W. Heath Robinson (1872–1944) was a well-known British illustrator whose life and work straddled the Pre-Raphaelite movement and the golden age of early 20th-century Illustration, though his humorous, quirky and gently satiric work is largely unknown outside the United Kingdom today. The Delaware Art Museum seeks to introduce this important turn-of-the-century illustrator to an American audience with the artist’s first retrospective exhibition: Wonder and Whimsy: The Illustrations of W. Heath Robinson, on view March 4–May 21.

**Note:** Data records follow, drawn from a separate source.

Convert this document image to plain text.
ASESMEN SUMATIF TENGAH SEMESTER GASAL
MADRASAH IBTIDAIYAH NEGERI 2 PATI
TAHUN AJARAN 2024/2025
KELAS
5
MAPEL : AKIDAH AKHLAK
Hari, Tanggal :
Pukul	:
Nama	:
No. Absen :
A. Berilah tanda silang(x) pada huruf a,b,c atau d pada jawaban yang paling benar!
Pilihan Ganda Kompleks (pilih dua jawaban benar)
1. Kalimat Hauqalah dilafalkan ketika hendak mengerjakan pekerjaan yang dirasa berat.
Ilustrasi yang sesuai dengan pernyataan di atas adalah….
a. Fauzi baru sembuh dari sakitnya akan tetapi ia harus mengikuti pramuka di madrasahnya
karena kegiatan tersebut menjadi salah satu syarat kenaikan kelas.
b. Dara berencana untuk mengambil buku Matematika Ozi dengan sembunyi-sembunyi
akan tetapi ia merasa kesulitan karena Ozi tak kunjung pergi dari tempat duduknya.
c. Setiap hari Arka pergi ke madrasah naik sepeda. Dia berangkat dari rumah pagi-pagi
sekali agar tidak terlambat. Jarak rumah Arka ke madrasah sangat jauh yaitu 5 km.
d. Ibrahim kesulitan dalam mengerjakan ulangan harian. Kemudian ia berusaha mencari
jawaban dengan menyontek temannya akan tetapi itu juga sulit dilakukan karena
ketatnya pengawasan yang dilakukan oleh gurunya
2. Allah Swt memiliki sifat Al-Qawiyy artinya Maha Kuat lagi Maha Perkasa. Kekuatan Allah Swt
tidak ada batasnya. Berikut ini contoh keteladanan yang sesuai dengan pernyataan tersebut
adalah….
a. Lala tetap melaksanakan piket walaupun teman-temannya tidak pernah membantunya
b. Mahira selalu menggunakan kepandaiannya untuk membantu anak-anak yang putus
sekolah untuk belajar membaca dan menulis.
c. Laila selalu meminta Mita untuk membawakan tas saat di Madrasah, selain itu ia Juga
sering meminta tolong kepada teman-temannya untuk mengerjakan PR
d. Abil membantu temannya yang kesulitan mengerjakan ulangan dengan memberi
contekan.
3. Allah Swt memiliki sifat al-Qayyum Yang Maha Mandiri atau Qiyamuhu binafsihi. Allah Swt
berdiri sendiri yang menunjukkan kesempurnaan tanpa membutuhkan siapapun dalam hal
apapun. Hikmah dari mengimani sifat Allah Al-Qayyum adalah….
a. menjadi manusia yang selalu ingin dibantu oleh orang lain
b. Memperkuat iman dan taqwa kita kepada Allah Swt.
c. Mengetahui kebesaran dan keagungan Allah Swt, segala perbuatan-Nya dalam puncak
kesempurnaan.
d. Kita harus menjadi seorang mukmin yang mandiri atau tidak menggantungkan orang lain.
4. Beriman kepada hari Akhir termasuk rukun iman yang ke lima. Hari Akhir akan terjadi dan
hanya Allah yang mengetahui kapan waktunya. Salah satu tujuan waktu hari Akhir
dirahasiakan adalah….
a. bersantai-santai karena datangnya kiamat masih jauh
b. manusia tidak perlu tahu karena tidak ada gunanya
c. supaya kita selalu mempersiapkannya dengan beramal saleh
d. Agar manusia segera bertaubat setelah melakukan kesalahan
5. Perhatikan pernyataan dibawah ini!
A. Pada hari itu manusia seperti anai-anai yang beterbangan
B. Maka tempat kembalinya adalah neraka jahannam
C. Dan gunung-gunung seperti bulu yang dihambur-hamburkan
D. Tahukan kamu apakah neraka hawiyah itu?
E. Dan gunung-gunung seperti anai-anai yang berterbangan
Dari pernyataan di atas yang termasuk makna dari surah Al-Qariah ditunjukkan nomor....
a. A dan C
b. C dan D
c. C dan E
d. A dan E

Robinson trained at the Royal Academy Schools in London and followed his two older brothers into the illustration profession. By the late 1890s he was illustrating books by authors such as Shakespeare and Hans Christian Andersen. In 1902, Heath Robinson wrote and illustrated his first children’s story, “The Adventures of Uncle Lubin.” The plot follows the eccentric title character as he attempts to rescue his nephew from the wicked bag bird. Robinson is also known for morale-boosting cartoons produced during both world wars. Throughout his career he also created humorous illustrations for magazines. His well-known drawings of intricate contraptions that “solve” everyday problems earned him the nickname Gadget King, and the expression “Heath Robinson contraptions” is as common in his native Britain as Rube Goldberg’s is in the United States. Such contraptions and other elements of his style may have influenced the code-breakers in World War II and inspired the productions of Monty Python and Wallace and Gromit’s Nick Park.
“We are thrilled to reintroduce his work to an American audience,” says chief curator Margaretta Frederick of Delaware Art Musuem. “This exhibition will explore the connections of Heath Robinson’s work to our Pre-Raphaelite and Illustration collections, as well as his influence on others working during the period.” His career spanned significant developments in print technology, changes in art world aesthetics, and notable world events. The introduction of process engraving and advances in color reproduction greatly impacted the method of image preparation. Robinson’s approach was ideally suited to the requirements of these new print processes. The comprehensive exhibition of 68 watercolor illustrations, designs, drawings and books showcases his style and ability to evoke the subtlest of emotions. His work harkens back to the innovations of the Pre-Raphaelites while acknowledging the Art Nouveau creations of Aubrey Beardsley and others. The exhibition will be arranged in sections, including “gift books,” a new concept in the design of deluxe editions; children’s book illustration; magazine work; and humorous images. A narrative audio guide will be available, along with an interactive reading nook for children and families.
“His illustrations mine dramatic expanses of negative space, heightened by stark contrasts of black and white, theatrical elements and extreme view points. Some of his works feature lighthearted and imaginative characters, while others show his interest in science and the machine. These visual elements pull the reader in and show a new perspective to storytelling,” says Frederick.